Nearly One in Four Second Smartphones Contain Sensitive Data Says Survey

New research from BT, the University of Glamorgan in Wales and Edith Cowan University in Australia has revealed that a significant number of hand-held communication devices which are bought second-hand still contain sensitive company and personal information.

The survey of over 160 used gadgets found a range of information including salary details, financial company data, bank account details, sensitive business plans, details of board meetings and personal medical details.

The devices containing the greatest volume of information were discarded Blackberry devices which in a number of cases were left unprotected, despite having security features like encryption built in.

Forty-three per cent of those examined contained information from which individuals, their organisation or specific personal data could be identified creating a significant threat to both the individual and the organisation.

It is thought that this is the result of the increasing adoption and use of this type of device by organisations to support increasingly mobile workforces.

Whilst being far less sophisticated, 23 per cent of the mobile phones examined still contained sufficient individual information to allow the researchers to identify the phone's previous owner and employer.

In one example, a Blackberry was examined that had been used by the sales director for Europe, the Middle East and Africa (EMEA) of a major Japanese corporation.

It was possible to recover the call history, the address book, the diary and the messages from the device and the information that was contained in these provided the business plan of the organisation for the next period, the identification of the main customers and the state of the relationships with them, the relationship of the individual with their support staff etc.

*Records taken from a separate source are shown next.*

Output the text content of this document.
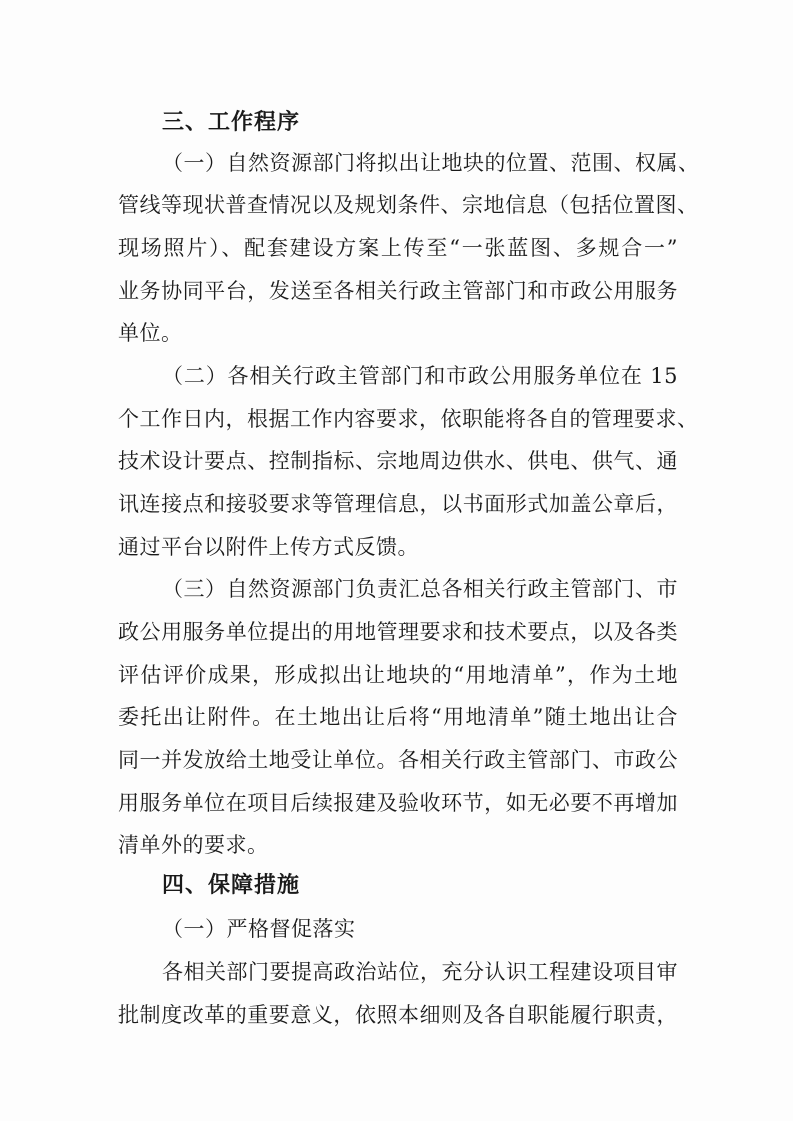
三、工作程序
（一）自然资源部门将拟出让地块的位置、范围、权属、
管线等现状普查情况以及规划条件、宗地信息（包括位置图、
现场照片）、配套建设方案上传至“一张蓝图、多规合一”
业务协同平台，发送至各相关行政主管部门和市政公用服务
单位。
（二）各相关行政主管部门和市政公用服务单位在 15
个工作日内，根据工作内容要求，依职能将各自的管理要求、
技术设计要点、控制指标、宗地周边供水、供电、供气、通
讯连接点和接驳要求等管理信息，以书面形式加盖公章后，
通过平台以附件上传方式反馈。
（三）自然资源部门负责汇总各相关行政主管部门、市
政公用服务单位提出的用地管理要求和技术要点，以及各类
评估评价成果，形成拟出让地块的“用地清单”，作为土地
委托出让附件。在土地出让后将“用地清单”随土地出让合
同一并发放给土地受让单位。各相关行政主管部门、市政公
用服务单位在项目后续报建及验收环节，如无必要不再增加
清单外的要求。
四、保障措施
（一）严格督促落实
各相关部门要提高政治站位，充分认识工程建设项目审
批制度改革的重要意义，依照本细则及各自职能履行职责，
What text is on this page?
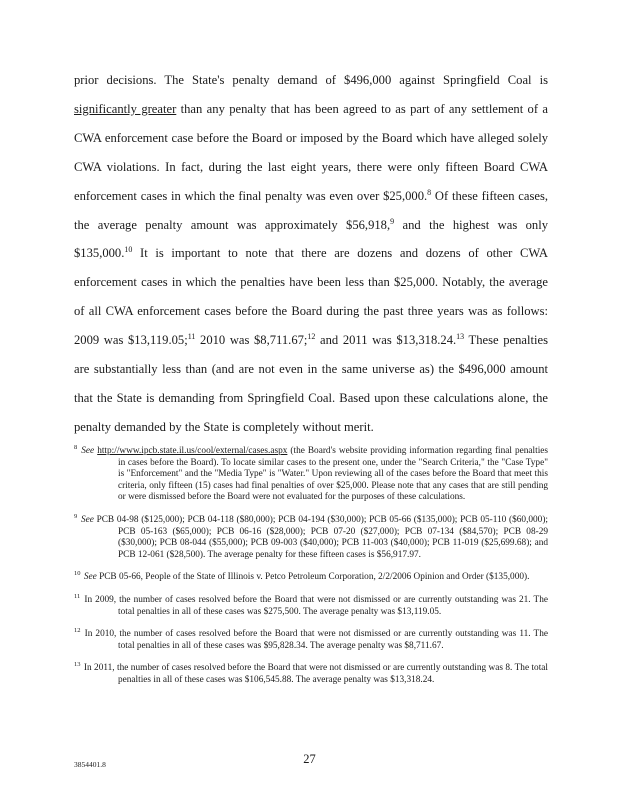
prior decisions. The State's penalty demand of $496,000 against Springfield Coal is significantly greater than any penalty that has been agreed to as part of any settlement of a CWA enforcement case before the Board or imposed by the Board which have alleged solely CWA violations. In fact, during the last eight years, there were only fifteen Board CWA enforcement cases in which the final penalty was even over $25,000.$^8$ Of these fifteen cases, the average penalty amount was approximately $56,918,$^9$ and the highest was only $135,000.10 It is important to note that there are dozens and dozens of other CWA enforcement cases in which the penalties have been less than $25,000. Notably, the average of all CWA enforcement cases before the Board during the past three years was as follows: 2009 was $13,119.05;$^{11}$ 2010 was $8,711.67;$^{12}$ and 2011 was $13,318.24.13 These penalties are substantially less than (and are not even in the same universe as) the $496,000 amount that the State is demanding from Springfield Coal. Based upon these calculations alone, the penalty demanded by the State is completely without merit.

$^8$ See http://www.ipcb.state.il.us/cool/external/cases.aspx (the Board's website providing information regarding final penalties in cases before the Board). To locate similar cases to the present one, under the "Search Criteria," the "Case Type" is "Enforcement" and the "Media Type" is "Water." Upon reviewing all of the cases before the Board that meet this criteria, only fifteen (15) cases had final penalties of over $25,000. Please note that any cases that are still pending or were dismissed before the Board were not evaluated for the purposes of these calculations.

$^9$ See PCB 04-98 ($125,000); PCB 04-118 ($80,000); PCB 04-194 ($30,000); PCB 05-66 ($135,000); PCB 05-110 ($60,000); PCB 05-163 ($65,000); PCB 06-16 ($28,000); PCB 07-20 ($27,000); PCB 07-134 ($84,570); PCB 08-29 ($30,000); PCB 08-044 ($55,000); PCB 09-003 ($40,000); PCB 11-003 ($40,000); PCB 11-019 ($25,699.68); and PCB 12-061 ($28,500). The average penalty for these fifteen cases is $56,917.97.

$^{10}$ See PCB 05-66, People of the State of Illinois v. Petco Petroleum Corporation, 2/2/2006 Opinion and Order ($135,000).

$^{11}$ In 2009, the number of cases resolved before the Board that were not dismissed or are currently outstanding was 21. The total penalties in all of these cases was $275,500. The average penalty was $13,119.05.

$^{12}$ In 2010, the number of cases resolved before the Board that were not dismissed or are currently outstanding was 11. The total penalties in all of these cases was $95,828.34. The average penalty was $8,711.67.

$^{13}$ In 2011, the number of cases resolved before the Board that were not dismissed or are currently outstanding was 8. The total penalties in all of these cases was $106,545.88. The average penalty was $13,318.24.

3854401.8	27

The research highlights a lack of awareness amongst businesses about the amount of data that can be retrieved from mobile devices. The situation is made more complex as most of the devices are provided by a supplier as part of a mobile communications service.

When they reach the end of their effective life, in most cases somewhere between one and two years, they have little or no residual value and they are not, in most cases, given any consideration with regard to the data that they may still contain.

For a significant proportion of the devices that were examined, the information had not been effectively removed and as a result, both organisations and individuals were exposed to a range of potential crimes. These organisations had also failed to meet their statutory, regulatory and legal obligations.